Pier One here was redoing their track lighting to halogens or something and donated the old track fixtures to the ReStore. He got really nice, quality track fixtures (not box store crappy ones) for $1 each and the bulbs to go in them for $.50.


----------



## speedster1 (May 13, 2009)

Thanks everyone for the tips. Considering the price I can get on the tile it would probably be worthwhile. One thing I will certainly do first though is to paint those cabinates and see if I can live with them. If I'm not happy with them I'll probably not bother doing a tile job because I'd eventually replace the cabinates.


----------



## Phillysun (Jun 19, 2008)

Granite tiles can be used and set edge to edge so there is very little grout edge at all - less than 1/10". Just use a very dark grout color. There is more labor involved than with a granite slab and it is more important that the supporting cabinet top does not flex. This is usually not difficult to remedy and any added height is usually beneficial. 

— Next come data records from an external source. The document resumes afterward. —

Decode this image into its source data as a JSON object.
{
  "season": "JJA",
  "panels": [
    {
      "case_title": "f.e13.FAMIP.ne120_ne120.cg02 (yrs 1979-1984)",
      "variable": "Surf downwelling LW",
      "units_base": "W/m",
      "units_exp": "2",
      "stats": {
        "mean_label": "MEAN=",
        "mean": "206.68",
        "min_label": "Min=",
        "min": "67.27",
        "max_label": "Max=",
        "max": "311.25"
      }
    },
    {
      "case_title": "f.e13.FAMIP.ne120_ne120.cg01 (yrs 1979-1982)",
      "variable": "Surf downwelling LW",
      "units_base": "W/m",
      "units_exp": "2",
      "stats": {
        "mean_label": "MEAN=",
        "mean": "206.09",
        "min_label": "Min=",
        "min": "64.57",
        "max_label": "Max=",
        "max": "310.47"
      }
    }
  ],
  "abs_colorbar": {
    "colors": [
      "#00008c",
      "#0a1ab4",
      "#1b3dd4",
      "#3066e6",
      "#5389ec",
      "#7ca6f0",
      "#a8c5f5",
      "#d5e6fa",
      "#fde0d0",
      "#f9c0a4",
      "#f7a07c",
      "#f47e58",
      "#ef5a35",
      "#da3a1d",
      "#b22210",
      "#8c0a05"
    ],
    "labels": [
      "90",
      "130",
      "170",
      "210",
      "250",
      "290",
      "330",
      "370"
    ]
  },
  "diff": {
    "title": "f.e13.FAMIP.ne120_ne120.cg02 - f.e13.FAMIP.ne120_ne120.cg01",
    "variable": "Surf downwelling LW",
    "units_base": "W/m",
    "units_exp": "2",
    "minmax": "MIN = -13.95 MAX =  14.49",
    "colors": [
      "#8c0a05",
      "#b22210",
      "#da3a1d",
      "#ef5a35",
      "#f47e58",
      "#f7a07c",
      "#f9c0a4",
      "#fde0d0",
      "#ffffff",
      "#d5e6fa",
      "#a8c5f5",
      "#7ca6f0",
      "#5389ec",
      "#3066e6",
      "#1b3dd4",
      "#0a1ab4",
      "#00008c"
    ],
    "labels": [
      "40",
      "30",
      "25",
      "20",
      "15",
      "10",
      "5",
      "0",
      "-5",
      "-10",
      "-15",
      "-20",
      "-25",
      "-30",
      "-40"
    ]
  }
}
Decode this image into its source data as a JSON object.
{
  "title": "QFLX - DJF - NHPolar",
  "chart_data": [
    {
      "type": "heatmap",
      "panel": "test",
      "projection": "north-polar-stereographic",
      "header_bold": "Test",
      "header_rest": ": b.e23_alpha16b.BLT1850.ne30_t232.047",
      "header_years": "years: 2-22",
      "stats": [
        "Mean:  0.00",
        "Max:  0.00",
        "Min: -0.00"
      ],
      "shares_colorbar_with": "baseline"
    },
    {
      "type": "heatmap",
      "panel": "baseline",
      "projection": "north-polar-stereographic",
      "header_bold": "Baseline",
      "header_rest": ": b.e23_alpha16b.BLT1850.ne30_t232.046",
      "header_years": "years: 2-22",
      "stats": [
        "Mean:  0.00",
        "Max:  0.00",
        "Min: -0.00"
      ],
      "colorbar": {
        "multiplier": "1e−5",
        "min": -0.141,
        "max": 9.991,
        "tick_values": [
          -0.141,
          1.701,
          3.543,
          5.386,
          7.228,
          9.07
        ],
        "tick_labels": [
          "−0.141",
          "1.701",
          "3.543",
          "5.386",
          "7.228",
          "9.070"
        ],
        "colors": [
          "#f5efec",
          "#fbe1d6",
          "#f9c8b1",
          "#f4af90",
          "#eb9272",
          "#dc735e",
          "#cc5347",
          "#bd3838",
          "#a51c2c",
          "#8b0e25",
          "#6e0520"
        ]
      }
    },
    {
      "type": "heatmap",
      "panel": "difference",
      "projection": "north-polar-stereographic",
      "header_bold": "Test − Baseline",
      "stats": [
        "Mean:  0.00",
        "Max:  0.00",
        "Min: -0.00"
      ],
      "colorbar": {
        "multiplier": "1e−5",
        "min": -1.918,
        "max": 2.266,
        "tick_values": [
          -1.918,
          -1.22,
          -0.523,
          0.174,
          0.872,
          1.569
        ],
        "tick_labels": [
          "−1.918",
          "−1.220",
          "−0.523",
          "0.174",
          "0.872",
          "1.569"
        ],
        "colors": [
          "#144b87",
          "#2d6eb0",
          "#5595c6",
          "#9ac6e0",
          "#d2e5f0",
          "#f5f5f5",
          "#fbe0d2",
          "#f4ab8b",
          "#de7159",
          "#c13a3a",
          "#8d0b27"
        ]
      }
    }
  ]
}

The least expensive countertop material that looks decent is still ceramic tile. Not as resistant to abuse as granite but a lot easier to install and finish.


----------



## trendstone (Dec 16, 2009)

I think if you use your kitchen very often, it may be wiser not to granite tiles; stuff might get caught between them (no matter how tight they are next to one another) and cause it get dirty fast. Maybe you can save up some money for now and then have a giant slab installed when the time is right (I would recommend trendstone as well if you could afford it, it's beautiful)


----------



## speedster1 (May 13, 2009)

Unfortunately I was being over generaous with my time and had hoped to complete this taslk sooner than later. I've had my house now for 1 week and I can tell I'm way behind and not going to get to do all the thing I wanted to. I'll be lucky to get it painted and get new flooring installed/finished.


----------